A streamlined Machine Learning approach to classify wine varieties based on chemical composition using Dimensionality Reduction and Linear Classification.
| Component | Specification |
|---|---|
| Dataset | UCI Wine Dataset (178 Samples, 13 Features) |
| Preprocessing | StandardScaler (Z-score Normalization) |
| Dim. Reduction | PCA (13D to 2D) retaining max variance |
| Model | Logistic Regression (Linear Classifier) |
| Metric | Accuracy Score & Confusion Matrix |
| Visualization | Linear Decision Boundaries (2D Projection) |
The project follows a strict pipeline to ensure data integrity and optimal performance:
graph LR
A[Raw Data] --> B(Standardization)
B --> C{PCA Transformation}
C --> D[2 Principal Components]
D --> E[Logistic Regression Training]
E --> F[Prediction & Evaluation]
Instead of feeding 13 complex features directly into the model, we use Principal Component Analysis to extract the most informative signals.
- Why? To mitigate the curse of dimensionality and enable 2D visualization.
- Result: Two new features (PC1 & PC2) capture the essence of the dataset.
Since the data becomes linearly separable after PCA, Logistic Regression provides a fast, interpretable, and highly accurate solution.
- Outcome: The model draws linear boundaries between the three customer segments.

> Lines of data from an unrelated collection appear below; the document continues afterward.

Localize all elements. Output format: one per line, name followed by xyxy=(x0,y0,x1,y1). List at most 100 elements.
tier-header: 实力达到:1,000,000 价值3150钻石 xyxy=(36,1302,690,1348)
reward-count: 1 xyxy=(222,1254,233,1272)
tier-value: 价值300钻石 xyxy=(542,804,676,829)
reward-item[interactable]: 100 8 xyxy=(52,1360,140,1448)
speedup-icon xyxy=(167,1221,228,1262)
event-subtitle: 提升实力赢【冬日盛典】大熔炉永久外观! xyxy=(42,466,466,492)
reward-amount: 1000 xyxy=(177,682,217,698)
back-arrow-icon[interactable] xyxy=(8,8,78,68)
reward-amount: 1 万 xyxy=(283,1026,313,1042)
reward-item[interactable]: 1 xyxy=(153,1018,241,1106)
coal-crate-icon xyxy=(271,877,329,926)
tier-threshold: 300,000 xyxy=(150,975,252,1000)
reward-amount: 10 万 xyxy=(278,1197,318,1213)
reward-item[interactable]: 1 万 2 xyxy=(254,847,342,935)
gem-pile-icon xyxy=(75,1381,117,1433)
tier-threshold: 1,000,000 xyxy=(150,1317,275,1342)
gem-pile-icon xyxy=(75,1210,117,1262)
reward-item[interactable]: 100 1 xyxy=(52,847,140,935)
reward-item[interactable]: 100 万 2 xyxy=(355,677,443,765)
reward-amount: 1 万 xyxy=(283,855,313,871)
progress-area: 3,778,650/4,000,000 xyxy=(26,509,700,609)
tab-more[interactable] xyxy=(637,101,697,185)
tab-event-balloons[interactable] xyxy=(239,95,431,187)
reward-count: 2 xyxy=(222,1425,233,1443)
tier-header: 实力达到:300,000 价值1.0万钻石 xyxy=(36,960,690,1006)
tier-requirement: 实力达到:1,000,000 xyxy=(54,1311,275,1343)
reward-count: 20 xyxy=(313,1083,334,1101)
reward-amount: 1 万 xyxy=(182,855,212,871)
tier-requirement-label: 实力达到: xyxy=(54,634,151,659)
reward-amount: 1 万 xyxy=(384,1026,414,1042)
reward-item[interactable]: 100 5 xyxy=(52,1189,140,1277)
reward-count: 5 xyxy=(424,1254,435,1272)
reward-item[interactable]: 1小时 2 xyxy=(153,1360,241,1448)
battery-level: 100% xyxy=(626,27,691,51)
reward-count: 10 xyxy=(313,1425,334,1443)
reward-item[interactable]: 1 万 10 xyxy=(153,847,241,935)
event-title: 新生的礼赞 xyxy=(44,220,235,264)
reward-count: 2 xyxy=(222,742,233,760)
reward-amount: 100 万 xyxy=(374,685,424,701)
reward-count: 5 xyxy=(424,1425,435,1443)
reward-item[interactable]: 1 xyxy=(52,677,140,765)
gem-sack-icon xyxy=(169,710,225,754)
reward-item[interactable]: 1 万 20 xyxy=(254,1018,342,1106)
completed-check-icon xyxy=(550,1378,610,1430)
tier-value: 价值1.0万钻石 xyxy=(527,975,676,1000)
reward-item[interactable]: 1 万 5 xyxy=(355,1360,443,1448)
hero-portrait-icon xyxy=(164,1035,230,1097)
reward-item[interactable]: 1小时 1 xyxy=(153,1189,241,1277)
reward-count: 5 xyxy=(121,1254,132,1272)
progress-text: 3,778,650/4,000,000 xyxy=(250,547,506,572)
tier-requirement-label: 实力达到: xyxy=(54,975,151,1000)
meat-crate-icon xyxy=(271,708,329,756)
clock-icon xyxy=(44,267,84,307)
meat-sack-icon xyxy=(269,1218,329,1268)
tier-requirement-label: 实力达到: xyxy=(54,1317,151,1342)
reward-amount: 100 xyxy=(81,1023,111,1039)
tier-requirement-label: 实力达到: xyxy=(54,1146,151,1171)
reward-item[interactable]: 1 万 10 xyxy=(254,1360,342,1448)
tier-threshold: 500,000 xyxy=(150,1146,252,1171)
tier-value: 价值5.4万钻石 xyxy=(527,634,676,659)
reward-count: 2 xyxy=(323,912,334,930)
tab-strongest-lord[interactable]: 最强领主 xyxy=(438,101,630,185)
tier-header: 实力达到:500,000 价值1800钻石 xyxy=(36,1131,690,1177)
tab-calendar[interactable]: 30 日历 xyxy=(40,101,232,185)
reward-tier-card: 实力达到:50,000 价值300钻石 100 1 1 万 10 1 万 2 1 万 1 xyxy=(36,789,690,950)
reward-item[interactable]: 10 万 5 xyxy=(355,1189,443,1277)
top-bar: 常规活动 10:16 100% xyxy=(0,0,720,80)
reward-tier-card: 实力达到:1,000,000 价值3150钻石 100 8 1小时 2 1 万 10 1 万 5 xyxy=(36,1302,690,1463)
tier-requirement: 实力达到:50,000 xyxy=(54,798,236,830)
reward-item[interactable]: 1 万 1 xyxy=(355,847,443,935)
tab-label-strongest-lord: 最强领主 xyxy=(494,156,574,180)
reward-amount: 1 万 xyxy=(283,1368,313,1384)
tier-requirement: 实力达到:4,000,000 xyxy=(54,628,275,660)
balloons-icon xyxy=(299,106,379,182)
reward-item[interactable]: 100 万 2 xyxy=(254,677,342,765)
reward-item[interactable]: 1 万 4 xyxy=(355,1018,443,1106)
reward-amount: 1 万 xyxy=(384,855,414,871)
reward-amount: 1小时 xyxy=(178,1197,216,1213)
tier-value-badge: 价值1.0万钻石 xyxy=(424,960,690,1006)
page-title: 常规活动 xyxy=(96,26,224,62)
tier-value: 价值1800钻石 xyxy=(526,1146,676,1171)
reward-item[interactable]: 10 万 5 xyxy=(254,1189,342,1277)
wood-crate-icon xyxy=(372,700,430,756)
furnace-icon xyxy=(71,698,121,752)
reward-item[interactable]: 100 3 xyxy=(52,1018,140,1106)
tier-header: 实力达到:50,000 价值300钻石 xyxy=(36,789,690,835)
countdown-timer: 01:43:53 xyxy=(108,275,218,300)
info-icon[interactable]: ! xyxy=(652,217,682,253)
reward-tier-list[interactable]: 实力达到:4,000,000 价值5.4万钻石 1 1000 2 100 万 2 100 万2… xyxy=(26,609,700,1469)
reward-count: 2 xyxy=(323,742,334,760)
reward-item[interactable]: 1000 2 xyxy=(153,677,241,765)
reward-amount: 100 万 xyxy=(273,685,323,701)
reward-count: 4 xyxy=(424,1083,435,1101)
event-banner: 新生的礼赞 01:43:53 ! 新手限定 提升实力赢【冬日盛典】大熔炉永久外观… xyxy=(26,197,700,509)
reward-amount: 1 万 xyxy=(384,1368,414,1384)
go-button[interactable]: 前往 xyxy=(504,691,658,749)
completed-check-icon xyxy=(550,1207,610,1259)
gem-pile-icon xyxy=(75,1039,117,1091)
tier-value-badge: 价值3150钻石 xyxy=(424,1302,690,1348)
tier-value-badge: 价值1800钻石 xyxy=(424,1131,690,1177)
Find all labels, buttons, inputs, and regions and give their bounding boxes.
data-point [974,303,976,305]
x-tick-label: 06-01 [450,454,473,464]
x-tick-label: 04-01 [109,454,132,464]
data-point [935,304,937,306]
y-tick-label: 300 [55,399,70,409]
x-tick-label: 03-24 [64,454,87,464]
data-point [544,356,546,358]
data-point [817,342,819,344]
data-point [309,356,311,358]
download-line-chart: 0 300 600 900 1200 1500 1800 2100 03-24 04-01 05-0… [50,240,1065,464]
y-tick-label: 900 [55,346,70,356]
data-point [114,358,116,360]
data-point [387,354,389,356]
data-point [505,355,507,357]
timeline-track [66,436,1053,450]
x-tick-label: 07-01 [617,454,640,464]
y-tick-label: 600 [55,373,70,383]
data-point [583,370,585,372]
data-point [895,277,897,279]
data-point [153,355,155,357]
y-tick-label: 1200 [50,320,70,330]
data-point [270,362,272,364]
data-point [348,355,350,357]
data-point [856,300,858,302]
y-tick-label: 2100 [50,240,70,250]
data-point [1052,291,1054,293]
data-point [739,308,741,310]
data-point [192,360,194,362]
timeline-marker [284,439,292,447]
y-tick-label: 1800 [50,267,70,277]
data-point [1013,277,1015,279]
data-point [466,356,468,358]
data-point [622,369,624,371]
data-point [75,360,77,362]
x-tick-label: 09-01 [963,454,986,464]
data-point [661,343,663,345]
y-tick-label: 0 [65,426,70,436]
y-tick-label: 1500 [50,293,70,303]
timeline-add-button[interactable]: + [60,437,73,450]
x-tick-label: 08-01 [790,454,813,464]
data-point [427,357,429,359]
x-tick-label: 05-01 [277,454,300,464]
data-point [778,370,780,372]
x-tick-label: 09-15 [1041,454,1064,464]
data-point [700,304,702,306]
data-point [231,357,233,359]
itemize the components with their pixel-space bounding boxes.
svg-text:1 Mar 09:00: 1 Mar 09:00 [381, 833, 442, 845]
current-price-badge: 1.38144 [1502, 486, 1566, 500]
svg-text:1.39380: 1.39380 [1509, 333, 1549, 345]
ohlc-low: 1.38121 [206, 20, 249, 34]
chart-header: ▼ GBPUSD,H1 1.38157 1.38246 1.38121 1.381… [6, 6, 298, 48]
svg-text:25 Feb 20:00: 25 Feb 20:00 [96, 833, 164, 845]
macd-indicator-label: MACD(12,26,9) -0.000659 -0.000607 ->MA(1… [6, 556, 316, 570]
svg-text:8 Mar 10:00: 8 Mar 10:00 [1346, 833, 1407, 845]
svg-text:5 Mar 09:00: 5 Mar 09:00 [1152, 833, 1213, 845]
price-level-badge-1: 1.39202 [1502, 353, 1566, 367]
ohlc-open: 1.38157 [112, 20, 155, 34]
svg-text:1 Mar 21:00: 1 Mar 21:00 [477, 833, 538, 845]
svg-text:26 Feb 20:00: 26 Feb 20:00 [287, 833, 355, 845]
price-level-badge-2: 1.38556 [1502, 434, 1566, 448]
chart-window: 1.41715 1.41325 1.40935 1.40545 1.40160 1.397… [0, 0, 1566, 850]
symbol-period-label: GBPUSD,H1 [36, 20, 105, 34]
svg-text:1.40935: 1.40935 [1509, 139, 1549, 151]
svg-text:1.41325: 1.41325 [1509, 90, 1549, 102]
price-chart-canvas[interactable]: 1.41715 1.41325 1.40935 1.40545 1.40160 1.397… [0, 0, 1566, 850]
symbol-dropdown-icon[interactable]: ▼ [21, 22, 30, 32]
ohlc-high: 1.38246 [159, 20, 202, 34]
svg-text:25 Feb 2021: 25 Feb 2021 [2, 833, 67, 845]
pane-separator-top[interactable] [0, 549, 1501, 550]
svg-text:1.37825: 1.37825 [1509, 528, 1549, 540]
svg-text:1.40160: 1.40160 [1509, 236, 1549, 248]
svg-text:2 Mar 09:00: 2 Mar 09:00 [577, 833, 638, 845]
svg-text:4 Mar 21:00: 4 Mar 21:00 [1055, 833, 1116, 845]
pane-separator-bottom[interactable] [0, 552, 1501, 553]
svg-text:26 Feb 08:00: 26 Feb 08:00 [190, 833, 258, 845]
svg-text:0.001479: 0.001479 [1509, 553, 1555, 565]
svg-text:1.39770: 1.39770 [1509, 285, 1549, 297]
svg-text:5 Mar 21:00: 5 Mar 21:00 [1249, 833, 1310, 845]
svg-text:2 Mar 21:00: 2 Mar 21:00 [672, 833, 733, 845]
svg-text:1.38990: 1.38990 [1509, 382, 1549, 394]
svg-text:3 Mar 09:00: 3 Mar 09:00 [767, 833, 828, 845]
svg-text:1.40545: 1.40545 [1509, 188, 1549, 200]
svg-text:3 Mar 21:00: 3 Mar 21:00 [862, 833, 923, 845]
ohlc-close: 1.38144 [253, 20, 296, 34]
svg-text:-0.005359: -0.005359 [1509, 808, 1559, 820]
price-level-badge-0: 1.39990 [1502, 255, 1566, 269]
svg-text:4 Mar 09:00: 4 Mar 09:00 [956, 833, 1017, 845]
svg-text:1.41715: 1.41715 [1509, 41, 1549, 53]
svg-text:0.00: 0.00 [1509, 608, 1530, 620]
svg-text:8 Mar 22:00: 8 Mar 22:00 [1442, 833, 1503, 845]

The combination of PCA and Logistic Regression proved to be highly efficient for this dataset.
| Metric | Score | Note |
|---|---|---|
| Training Accuracy | ~97% | Model fits the data well without overfitting. |
| Testing Accuracy | 100% | Perfect generalization on unseen data. |
| Dimensionality | 2 Features | Massive reduction from original 13 features. |
Observation: The visualization demonstrates distinct clusters for Customer Segments 1, 2, and 3, separated clearly by linear decision boundaries.